(Bloomberg) -- Singapore’s Sea Ltd. posted a wider quarterly loss as its revenue growth slowed, underscoring how online gaming and shopping are retreating from pandemic-era heights.
Its net loss in the first three months widened to $579.8 million from $422.7 million a year earlier, according to a statement Tuesday. Total revenue climbed 64% to $2.9 billion, the slowest pace of growth in more than four years.
Sea revised its full-year outlook for e-commerce sales, its main source of revenue, to $8.5 billion to $9.1 billion from its previous guidance of $8.9 billion to $9.1 billion. The company said in March it expects its gaming arm Garena to post $2.9 billion to $3.1 billion in bookings in 2022, set to be its first decline ever.
The results showcase how consumers emerging from prolonged lockdowns are cutting back on online entertainment and purchases, especially with the war in Ukraine and rising interest rates clouding the global economic outlook.
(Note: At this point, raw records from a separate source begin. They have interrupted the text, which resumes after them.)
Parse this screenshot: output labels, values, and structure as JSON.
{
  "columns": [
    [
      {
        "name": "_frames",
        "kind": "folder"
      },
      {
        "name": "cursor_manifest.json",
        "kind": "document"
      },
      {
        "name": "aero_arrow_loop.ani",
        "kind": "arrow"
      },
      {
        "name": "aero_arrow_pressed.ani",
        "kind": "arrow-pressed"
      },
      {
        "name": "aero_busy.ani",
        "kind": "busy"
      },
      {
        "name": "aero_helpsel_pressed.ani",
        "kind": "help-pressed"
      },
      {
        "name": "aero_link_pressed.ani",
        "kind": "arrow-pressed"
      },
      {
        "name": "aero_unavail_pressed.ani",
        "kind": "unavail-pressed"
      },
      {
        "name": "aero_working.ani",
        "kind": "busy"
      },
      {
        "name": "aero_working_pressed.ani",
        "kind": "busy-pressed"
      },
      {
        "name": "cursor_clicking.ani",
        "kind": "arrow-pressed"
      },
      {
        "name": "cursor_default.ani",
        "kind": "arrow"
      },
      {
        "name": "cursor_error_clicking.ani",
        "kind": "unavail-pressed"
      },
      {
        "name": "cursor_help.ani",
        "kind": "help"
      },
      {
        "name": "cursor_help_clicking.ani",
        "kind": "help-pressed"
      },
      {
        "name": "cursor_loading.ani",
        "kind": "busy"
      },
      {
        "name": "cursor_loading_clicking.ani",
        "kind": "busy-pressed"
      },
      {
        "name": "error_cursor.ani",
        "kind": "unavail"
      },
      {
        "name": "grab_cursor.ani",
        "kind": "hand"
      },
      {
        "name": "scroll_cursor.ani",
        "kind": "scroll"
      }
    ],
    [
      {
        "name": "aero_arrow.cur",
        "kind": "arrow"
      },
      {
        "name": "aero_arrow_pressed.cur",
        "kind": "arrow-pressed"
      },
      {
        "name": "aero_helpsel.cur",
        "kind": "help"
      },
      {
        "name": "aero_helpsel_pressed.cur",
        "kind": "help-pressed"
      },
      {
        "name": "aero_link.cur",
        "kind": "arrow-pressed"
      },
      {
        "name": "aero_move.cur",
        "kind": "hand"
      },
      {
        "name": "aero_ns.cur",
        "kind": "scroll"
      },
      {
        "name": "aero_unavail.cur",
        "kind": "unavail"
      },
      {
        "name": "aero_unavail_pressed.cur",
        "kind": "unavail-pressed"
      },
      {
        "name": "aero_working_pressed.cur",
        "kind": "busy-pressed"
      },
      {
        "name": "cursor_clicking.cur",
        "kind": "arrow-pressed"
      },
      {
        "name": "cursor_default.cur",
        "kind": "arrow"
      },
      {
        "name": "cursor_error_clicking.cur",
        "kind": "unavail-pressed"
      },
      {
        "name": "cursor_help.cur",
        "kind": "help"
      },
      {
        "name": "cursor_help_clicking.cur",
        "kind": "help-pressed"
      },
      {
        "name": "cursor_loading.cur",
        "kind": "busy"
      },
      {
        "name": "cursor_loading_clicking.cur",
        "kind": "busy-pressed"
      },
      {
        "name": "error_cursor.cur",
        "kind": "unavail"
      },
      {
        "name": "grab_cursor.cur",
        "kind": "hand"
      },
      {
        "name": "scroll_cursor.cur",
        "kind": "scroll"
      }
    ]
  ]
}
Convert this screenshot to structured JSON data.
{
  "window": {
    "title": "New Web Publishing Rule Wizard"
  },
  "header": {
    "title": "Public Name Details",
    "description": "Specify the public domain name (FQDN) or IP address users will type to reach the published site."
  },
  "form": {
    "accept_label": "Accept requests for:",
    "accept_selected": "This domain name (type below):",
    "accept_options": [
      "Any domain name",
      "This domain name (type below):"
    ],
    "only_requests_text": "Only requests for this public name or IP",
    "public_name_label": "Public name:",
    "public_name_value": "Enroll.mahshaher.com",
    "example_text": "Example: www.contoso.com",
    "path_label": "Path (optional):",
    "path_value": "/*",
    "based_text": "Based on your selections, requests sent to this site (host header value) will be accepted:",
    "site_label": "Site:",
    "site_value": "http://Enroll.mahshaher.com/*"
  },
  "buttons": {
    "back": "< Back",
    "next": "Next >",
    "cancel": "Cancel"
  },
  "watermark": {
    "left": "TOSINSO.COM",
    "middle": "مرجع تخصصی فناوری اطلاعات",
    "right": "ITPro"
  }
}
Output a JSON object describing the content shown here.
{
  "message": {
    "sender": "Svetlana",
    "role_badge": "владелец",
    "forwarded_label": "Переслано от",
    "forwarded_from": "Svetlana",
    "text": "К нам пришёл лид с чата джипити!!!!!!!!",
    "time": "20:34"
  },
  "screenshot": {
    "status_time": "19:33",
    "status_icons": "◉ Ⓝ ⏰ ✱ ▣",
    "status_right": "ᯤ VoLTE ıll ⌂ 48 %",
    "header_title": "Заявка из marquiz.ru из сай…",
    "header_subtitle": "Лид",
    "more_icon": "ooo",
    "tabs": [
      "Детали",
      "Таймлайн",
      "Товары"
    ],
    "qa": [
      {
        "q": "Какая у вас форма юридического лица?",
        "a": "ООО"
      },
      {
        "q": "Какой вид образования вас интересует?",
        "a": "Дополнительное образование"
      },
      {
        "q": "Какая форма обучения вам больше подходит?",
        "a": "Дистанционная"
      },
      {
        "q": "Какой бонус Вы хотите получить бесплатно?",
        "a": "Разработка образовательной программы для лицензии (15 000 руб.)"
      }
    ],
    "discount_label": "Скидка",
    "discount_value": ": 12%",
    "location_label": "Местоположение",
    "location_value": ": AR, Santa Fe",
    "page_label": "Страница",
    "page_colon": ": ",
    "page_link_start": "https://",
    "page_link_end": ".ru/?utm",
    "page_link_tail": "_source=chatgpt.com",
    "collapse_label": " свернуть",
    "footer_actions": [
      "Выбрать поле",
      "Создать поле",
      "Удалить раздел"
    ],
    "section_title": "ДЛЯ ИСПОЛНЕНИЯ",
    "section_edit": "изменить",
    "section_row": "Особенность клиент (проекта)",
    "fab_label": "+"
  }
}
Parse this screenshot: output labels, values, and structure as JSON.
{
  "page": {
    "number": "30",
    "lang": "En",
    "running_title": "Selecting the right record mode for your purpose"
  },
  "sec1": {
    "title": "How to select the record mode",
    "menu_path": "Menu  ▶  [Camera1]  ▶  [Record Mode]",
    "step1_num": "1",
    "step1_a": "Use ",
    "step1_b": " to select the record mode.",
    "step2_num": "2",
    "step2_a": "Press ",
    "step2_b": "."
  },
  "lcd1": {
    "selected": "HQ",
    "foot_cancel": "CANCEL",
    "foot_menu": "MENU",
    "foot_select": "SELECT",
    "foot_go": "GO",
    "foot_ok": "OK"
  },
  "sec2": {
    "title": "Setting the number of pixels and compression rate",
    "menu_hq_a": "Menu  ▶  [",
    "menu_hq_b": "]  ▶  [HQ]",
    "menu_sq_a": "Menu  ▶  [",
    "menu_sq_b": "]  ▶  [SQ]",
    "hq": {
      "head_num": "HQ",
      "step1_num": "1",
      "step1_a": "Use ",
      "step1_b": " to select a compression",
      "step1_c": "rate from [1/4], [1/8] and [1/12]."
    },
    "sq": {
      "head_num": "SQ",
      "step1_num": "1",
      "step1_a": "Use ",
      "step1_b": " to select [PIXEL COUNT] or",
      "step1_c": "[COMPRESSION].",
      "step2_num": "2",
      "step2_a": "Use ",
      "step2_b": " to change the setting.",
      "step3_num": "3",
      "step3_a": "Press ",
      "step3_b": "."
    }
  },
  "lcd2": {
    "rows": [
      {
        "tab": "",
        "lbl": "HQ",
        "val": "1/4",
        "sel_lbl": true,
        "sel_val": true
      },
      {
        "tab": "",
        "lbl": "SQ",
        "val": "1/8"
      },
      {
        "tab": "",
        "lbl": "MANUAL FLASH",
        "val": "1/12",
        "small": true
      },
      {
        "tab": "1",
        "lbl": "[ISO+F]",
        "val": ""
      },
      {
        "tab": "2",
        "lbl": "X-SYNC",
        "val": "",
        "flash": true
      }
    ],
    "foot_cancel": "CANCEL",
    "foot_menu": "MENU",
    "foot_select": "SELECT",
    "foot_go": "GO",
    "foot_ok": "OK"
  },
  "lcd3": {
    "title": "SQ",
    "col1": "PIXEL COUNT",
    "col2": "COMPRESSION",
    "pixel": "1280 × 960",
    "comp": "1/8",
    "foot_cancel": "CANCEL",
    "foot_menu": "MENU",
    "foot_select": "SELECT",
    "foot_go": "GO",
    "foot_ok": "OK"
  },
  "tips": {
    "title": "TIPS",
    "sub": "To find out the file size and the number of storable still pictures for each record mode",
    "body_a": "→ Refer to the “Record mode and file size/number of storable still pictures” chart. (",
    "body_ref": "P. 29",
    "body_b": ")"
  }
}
Read more: Sea Founder Loses $17 Billion in One of Tech’s Biggest Wipeouts
- The pandemic triggered a rally in online shopping and gaming shares as consumers spent more time and money online, helping Sea’s become Southeast Asia’s most valuable company. But the broader tech selloff, the shutdown of its e-commerce operation in India and disappointing earnings have wiped 81% off its value since a peak in October.
- Shares of Sea declined 6.7% in New York on Monday.